4–10 Apr 2022
Auditorium Maximum UJ
Europe/Warsaw timezone
Proceedings submission deadline extended to September 11, 2022

The dark side of ALICE: from antinuclei interactions to dark matter searches in space

7 Apr 2022, 17:30
20m
small aula (Auditorium Maximum UJ)

small aula

Auditorium Maximum UJ

Oral presentation Light nuclei production Parallel Session T16: Light nuclei production

Speaker

Stephan Alexander Konigstorfer (Technische Universitaet Muenchen (DE))

Description

Space: the final frontier for antinuclei physics. There, antinucleosynthesis models already tested on the bench of hadronic colliders and particle physics experiments are put at work to crack one of the biggest problems of modern physics: the existence and nature of dark matter.

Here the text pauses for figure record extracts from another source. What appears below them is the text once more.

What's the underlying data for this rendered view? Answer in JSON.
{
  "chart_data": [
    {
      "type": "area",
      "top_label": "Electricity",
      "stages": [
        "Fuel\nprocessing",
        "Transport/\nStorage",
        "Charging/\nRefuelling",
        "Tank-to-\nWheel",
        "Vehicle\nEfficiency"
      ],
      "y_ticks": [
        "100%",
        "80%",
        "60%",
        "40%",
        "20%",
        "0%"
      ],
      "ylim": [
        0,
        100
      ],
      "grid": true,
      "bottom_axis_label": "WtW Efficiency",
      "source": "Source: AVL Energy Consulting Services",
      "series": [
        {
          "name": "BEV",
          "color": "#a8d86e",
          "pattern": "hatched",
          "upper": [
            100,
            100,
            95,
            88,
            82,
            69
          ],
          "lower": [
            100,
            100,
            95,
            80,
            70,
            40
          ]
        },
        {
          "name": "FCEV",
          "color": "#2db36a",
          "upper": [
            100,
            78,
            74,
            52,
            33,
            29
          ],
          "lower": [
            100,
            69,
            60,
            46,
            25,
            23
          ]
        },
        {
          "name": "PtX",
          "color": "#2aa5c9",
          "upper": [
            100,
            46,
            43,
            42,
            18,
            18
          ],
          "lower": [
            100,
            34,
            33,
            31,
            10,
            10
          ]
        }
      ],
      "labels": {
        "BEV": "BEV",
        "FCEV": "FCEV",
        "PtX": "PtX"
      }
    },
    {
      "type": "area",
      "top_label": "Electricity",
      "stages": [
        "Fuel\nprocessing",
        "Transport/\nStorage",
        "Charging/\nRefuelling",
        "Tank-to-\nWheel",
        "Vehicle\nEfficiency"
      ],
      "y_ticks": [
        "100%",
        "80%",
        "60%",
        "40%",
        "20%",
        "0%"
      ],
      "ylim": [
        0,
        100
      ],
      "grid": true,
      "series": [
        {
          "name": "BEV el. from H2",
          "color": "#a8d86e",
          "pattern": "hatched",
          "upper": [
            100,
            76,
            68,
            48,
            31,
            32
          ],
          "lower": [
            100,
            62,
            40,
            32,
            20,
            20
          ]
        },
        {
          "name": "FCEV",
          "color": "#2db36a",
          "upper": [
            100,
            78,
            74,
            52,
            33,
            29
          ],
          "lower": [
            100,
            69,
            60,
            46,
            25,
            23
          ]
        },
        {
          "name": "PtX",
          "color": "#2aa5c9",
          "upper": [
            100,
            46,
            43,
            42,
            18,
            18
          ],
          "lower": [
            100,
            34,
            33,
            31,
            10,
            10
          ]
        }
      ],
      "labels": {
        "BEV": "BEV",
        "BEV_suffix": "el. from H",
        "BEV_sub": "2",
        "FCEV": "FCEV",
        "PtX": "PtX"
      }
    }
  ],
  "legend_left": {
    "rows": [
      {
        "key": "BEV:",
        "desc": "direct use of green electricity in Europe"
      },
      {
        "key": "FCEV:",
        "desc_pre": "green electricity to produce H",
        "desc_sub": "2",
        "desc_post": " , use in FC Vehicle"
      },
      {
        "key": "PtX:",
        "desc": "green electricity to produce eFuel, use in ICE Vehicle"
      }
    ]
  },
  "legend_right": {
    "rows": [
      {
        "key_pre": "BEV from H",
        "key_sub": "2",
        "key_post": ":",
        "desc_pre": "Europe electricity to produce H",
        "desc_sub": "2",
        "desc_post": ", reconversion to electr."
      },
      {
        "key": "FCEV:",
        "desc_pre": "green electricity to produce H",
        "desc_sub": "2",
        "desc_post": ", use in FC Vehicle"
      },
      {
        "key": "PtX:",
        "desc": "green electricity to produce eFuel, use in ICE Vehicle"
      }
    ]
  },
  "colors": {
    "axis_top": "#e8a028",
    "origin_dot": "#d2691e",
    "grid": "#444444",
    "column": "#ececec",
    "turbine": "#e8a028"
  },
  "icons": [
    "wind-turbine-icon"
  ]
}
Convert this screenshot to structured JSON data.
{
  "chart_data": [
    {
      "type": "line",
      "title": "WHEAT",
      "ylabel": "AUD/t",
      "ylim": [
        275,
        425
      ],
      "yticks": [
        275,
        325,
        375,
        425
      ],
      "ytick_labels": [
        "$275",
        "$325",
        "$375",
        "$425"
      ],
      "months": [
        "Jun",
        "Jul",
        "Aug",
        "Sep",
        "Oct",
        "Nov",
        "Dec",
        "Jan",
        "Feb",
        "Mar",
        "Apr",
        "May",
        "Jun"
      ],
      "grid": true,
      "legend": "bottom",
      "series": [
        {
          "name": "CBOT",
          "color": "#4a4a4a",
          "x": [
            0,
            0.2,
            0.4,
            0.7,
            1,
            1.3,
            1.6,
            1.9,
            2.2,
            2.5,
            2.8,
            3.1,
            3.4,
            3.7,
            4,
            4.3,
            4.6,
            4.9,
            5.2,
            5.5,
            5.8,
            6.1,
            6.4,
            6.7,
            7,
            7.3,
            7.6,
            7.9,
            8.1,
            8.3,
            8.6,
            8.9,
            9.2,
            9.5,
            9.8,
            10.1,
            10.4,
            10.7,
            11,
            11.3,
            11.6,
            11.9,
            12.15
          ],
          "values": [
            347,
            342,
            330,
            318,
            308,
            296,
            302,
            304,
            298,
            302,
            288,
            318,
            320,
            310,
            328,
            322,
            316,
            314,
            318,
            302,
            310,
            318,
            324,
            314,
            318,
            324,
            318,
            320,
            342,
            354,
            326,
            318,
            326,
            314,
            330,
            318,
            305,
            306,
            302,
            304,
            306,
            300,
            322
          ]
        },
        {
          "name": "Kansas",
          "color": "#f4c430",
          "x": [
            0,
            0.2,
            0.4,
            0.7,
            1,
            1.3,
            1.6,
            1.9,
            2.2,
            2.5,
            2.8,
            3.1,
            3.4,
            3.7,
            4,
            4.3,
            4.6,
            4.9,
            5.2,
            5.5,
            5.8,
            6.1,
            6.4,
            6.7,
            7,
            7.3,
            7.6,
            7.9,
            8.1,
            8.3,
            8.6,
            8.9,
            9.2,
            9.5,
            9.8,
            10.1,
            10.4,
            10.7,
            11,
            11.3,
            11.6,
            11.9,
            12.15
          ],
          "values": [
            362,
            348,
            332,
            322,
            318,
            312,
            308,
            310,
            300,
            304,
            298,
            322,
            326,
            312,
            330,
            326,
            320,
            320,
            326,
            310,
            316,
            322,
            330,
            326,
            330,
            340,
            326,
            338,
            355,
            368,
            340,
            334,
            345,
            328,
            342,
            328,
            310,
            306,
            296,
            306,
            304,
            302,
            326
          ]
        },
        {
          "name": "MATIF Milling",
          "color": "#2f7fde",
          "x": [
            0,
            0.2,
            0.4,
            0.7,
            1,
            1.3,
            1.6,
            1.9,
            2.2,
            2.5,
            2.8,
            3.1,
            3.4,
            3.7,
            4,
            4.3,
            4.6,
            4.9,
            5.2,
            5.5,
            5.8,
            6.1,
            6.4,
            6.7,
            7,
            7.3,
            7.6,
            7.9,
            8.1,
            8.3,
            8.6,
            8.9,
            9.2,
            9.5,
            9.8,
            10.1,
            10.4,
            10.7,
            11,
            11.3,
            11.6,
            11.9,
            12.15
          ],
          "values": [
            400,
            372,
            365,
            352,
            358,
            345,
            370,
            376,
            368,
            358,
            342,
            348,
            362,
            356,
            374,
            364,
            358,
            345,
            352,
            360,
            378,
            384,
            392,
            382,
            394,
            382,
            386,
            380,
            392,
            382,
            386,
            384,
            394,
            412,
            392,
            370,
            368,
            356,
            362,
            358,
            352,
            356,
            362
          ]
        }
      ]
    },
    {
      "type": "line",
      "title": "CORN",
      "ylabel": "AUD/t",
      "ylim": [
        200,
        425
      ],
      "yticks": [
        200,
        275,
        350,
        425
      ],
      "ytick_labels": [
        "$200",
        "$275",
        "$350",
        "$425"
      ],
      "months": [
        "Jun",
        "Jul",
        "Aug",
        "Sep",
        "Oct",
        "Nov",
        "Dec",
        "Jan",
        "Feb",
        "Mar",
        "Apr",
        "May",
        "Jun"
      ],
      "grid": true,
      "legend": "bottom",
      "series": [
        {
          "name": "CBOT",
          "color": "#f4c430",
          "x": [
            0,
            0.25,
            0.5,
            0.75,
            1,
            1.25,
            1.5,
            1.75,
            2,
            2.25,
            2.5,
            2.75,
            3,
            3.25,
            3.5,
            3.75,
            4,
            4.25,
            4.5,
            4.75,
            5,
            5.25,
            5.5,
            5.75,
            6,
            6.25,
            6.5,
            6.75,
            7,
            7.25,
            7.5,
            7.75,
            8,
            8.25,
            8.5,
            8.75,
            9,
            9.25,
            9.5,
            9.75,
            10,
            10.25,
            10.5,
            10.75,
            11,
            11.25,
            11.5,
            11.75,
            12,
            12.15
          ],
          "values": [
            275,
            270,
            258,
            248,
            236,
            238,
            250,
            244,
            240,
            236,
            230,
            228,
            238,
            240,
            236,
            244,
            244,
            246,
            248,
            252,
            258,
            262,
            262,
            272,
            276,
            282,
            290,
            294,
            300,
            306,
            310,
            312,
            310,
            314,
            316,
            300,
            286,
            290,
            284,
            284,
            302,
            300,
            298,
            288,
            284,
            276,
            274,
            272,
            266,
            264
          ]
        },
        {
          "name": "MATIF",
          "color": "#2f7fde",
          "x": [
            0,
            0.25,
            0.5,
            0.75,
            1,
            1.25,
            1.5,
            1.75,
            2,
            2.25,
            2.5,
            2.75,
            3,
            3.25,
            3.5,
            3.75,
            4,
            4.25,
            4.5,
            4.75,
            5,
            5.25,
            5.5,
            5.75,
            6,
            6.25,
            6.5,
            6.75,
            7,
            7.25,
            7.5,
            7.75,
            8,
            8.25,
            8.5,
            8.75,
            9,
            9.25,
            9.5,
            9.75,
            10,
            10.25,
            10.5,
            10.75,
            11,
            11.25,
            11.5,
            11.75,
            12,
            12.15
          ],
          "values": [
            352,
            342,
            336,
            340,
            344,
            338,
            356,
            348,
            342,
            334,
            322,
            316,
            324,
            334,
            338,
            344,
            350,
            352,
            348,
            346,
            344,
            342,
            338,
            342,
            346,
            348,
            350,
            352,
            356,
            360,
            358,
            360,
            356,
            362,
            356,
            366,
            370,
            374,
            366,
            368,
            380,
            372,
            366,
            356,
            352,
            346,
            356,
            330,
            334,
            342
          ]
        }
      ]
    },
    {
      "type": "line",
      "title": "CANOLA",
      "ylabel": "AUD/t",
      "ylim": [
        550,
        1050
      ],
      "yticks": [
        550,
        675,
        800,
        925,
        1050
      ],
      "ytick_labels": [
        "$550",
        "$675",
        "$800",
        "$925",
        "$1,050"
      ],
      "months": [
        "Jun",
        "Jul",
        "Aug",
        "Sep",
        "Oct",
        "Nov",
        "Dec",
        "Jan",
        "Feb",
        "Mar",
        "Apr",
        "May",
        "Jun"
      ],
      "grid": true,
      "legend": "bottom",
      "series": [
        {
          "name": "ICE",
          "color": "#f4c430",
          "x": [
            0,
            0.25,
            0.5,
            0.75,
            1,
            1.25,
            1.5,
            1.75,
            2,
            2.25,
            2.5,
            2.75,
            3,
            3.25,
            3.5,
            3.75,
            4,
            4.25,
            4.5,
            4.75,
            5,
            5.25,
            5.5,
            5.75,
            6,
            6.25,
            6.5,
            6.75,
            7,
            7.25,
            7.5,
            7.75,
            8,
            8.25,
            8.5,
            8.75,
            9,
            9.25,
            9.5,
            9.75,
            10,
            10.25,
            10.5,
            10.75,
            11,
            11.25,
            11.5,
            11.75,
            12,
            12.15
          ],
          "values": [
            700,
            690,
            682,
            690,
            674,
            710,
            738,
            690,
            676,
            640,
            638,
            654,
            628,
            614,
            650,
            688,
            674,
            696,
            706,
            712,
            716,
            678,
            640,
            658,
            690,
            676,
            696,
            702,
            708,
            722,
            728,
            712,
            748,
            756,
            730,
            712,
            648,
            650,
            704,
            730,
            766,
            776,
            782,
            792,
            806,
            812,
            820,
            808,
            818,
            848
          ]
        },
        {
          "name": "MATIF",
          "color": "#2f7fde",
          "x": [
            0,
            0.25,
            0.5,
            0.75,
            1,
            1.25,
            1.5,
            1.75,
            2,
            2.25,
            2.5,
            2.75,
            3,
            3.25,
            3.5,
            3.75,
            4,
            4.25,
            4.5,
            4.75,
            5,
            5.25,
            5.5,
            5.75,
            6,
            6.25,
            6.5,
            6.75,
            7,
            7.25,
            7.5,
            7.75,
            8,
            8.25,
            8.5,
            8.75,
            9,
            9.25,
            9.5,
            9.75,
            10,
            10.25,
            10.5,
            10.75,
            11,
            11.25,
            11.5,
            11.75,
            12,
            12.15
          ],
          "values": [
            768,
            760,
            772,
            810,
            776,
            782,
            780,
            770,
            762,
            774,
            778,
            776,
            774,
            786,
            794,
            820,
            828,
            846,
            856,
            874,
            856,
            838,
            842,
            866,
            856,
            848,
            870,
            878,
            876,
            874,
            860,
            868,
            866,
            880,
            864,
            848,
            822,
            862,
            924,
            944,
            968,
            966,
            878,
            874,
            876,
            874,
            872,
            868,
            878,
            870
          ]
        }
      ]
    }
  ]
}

In fact, the observation of an antinucleus in cosmic rays would most probably mean a breakthrough in searches for dark matter. However, to correctly interpret future results, the precise knowledge of both the antinuclei production mechanism and their nuclear inelastic cross sections is needed.
The ALICE collaboration already investigated in detail the anti nucleosynthesis models in small and large colliding systems at the LHC and has recently performed several measurements of antideuteron, $^3\overline{\text{H}}$ and $^3\overline{\text{He}}$ inelastic cross sections, providing the first experimental information of this kind.

In this talk, the final results on antideuteron and $^3\overline{\text{He}}$ inelastic cross-section and the new results on $^3\overline{\text{H}}$ inelastic cross sections are discussed as well how, thanks to them, it is possible to determine for the first time the transparency of the Galaxy to antinuclei stemming from dark matter and Standard Model collisions.